Sally admits it seemed good at first, but she really isn’t a fan of that much purple. No, she jokes that if she had to shack up with a monster, she’d rather it be Aidan and Josh. Aidan sees Zoe come in from the kitchen with a towel on her wrist but she tells him she’s okay. He accepts that because he’s been beat down eight ways to Sunday and needs to lie down, leaving Sally and Zoe alone.
Did you think I’d leave you hanging and not cap a gross shot of Aidan?
This doesn’t thrill Sally, but she thanks Zoe for helping her. Sally says she knows Zoe didn’t really want to, but Zoe stops her to tell her that Sally took away the only person who ever meant something to her. Sally tries to be contrite but Zoe’s not having it, and tells her she’ll never forgive Sally for what she did.
Zoe leaves and Sally’s alone and miserable, again, as she surveys all the havoc she’s wrought. She remembers how happy she was with ReaperScott in the dreamland but returns to reality…to see Reaper standing at the window. ZOINKS! He’s like kudzu. She tells him she wants him gone but he tells her it’s not that simple. She thinks it should be because it’s all in her head, but he says that he’s a part of her and now…they wait. For what? For her to slip, to fall. When the only one left to catch her is him. Sally cries a perfect tear and that’s it.

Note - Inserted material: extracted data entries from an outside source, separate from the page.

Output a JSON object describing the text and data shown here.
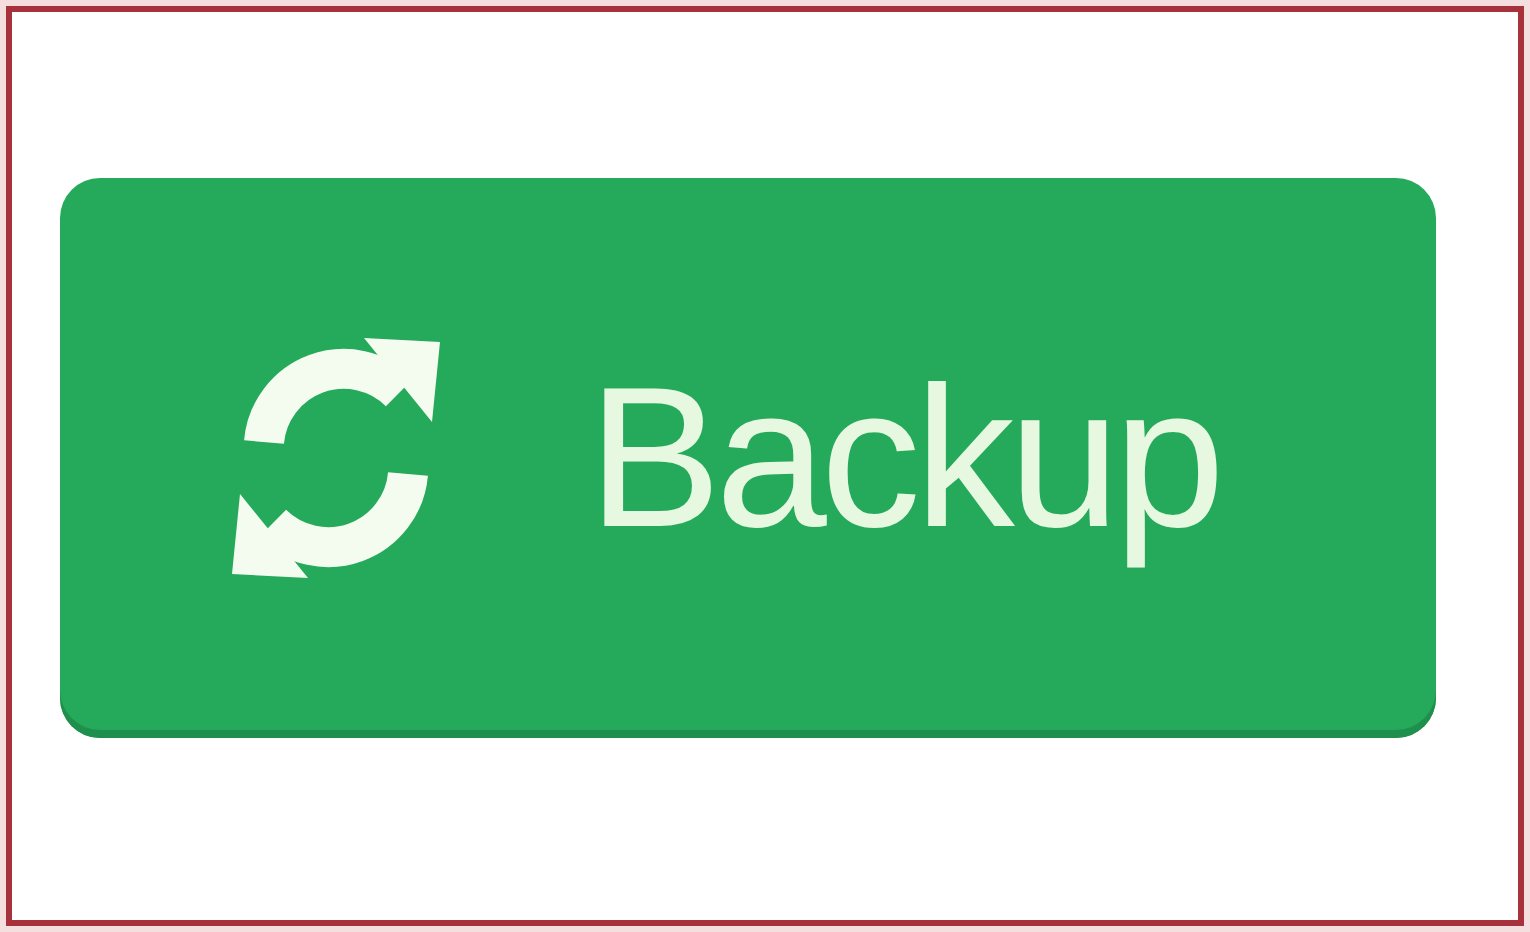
{
  "button": {
    "label": "Backup"
  }
}
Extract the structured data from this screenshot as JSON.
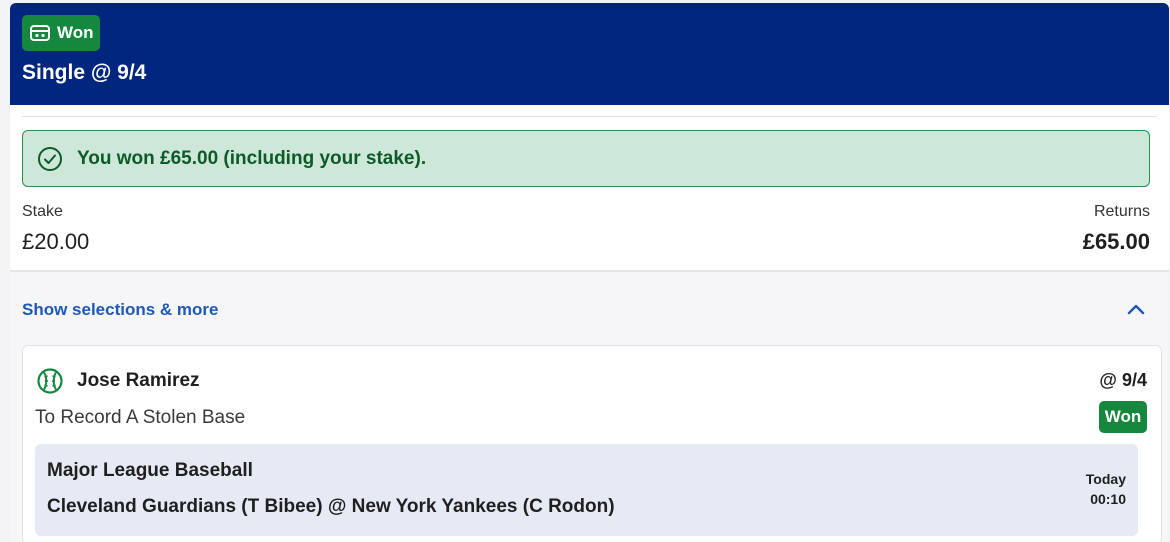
{
  "header": {
    "status_label": "Won",
    "bet_title": "Single @ 9/4",
    "status_icon": "ticket-icon",
    "background_color": "#01267f",
    "status_color": "#16873f"
  },
  "win_banner": {
    "icon": "check-circle-icon",
    "message": "You won £65.00 (including your stake)."
  },
  "summary": {
    "stake_label": "Stake",
    "stake_value": "£20.00",
    "returns_label": "Returns",
    "returns_value": "£65.00"
  },
  "selections_toggle": {
    "label": "Show selections & more",
    "icon": "chevron-up-icon",
    "link_color": "#1f58b8"
  },
  "selection": {
    "sport_icon": "baseball-icon",
    "player": "Jose Ramirez",
    "odds": "@ 9/4",
    "market": "To Record A Stolen Base",
    "status": "Won",
    "event": {
      "league": "Major League Baseball",
      "matchup": "Cleveland Guardians (T Bibee) @ New York Yankees (C Rodon)",
      "day": "Today",
      "time": "00:10"
    }
  }
}
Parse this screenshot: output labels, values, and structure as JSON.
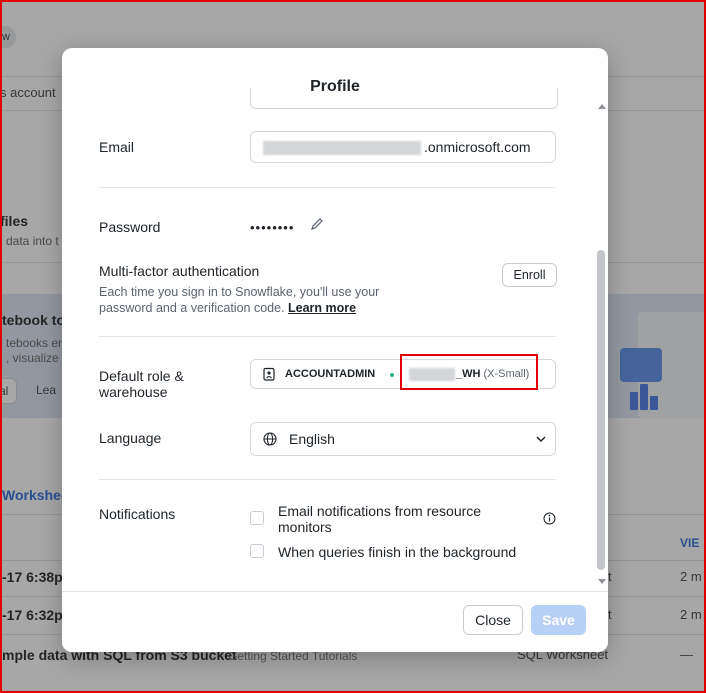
{
  "background": {
    "pill": "w",
    "account_text": "s account",
    "section_title": "files",
    "section_desc": "data into t",
    "banner_title": "tebook to",
    "banner_line1": "tebooks en",
    "banner_line2": ", visualize r",
    "banner_btn1": "al",
    "banner_btn2": "Lea",
    "worksheets_title": "Workshee",
    "col_viewed": "VIE",
    "rows": [
      {
        "date": "-17 6:38p",
        "type": "t",
        "viewed": "2 m"
      },
      {
        "date": "-17 6:32p",
        "type": "t",
        "viewed": "2 m"
      },
      {
        "name": "mple data with SQL from S3 bucket",
        "folder": "Getting Started Tutorials",
        "type": "SQL Worksheet",
        "viewed": "—"
      }
    ]
  },
  "modal": {
    "title": "Profile",
    "email": {
      "label": "Email",
      "value_suffix": ".onmicrosoft.com"
    },
    "password": {
      "label": "Password",
      "value": "••••••••"
    },
    "mfa": {
      "label": "Multi-factor authentication",
      "desc": "Each time you sign in to Snowflake, you'll use your password and a verification code.",
      "link": "Learn more",
      "button": "Enroll"
    },
    "default_role": {
      "label_line1": "Default role &",
      "label_line2": "warehouse",
      "role": "ACCOUNTADMIN",
      "warehouse_suffix": "_WH",
      "warehouse_size": "(X-Small)"
    },
    "language": {
      "label": "Language",
      "value": "English"
    },
    "notifications": {
      "label": "Notifications",
      "option1_line1": "Email notifications from resource",
      "option1_line2": "monitors",
      "option2": "When queries finish in the background"
    },
    "footer": {
      "close": "Close",
      "save": "Save"
    }
  },
  "colors": {
    "accent": "#1a5fd6",
    "highlight": "#e00000",
    "save_disabled": "#b7d0f5"
  }
}
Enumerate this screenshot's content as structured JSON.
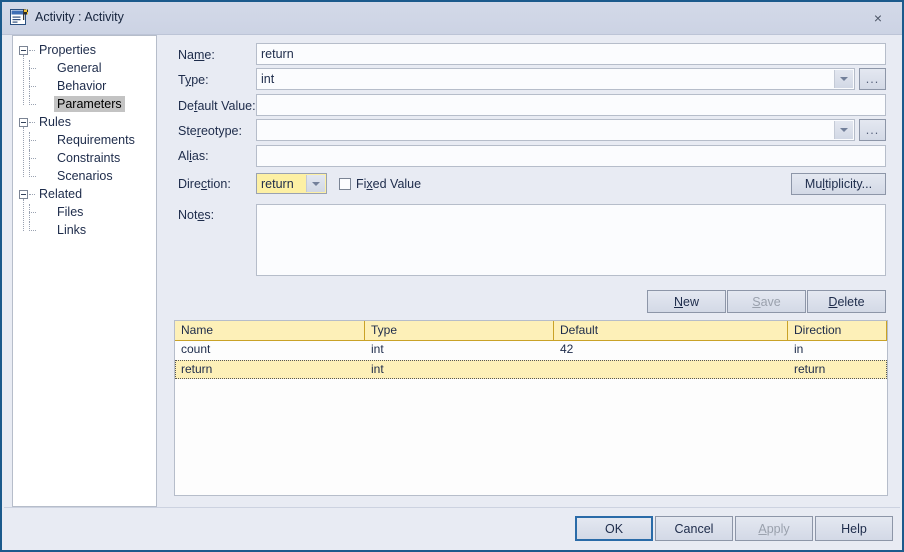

If I don’t turn my head he won’t be there.
So, wow. That was probably the best episode they’ve done. Tightly written and by focusing on the A story of Sally’s possession they really expanded on a lot of things that have been bubbling just under the surface. Plus, Meaghan Rath got to look really pretty and glam in her purple wardrobe. Only three more episodes to go and I’m already getting withdrawals.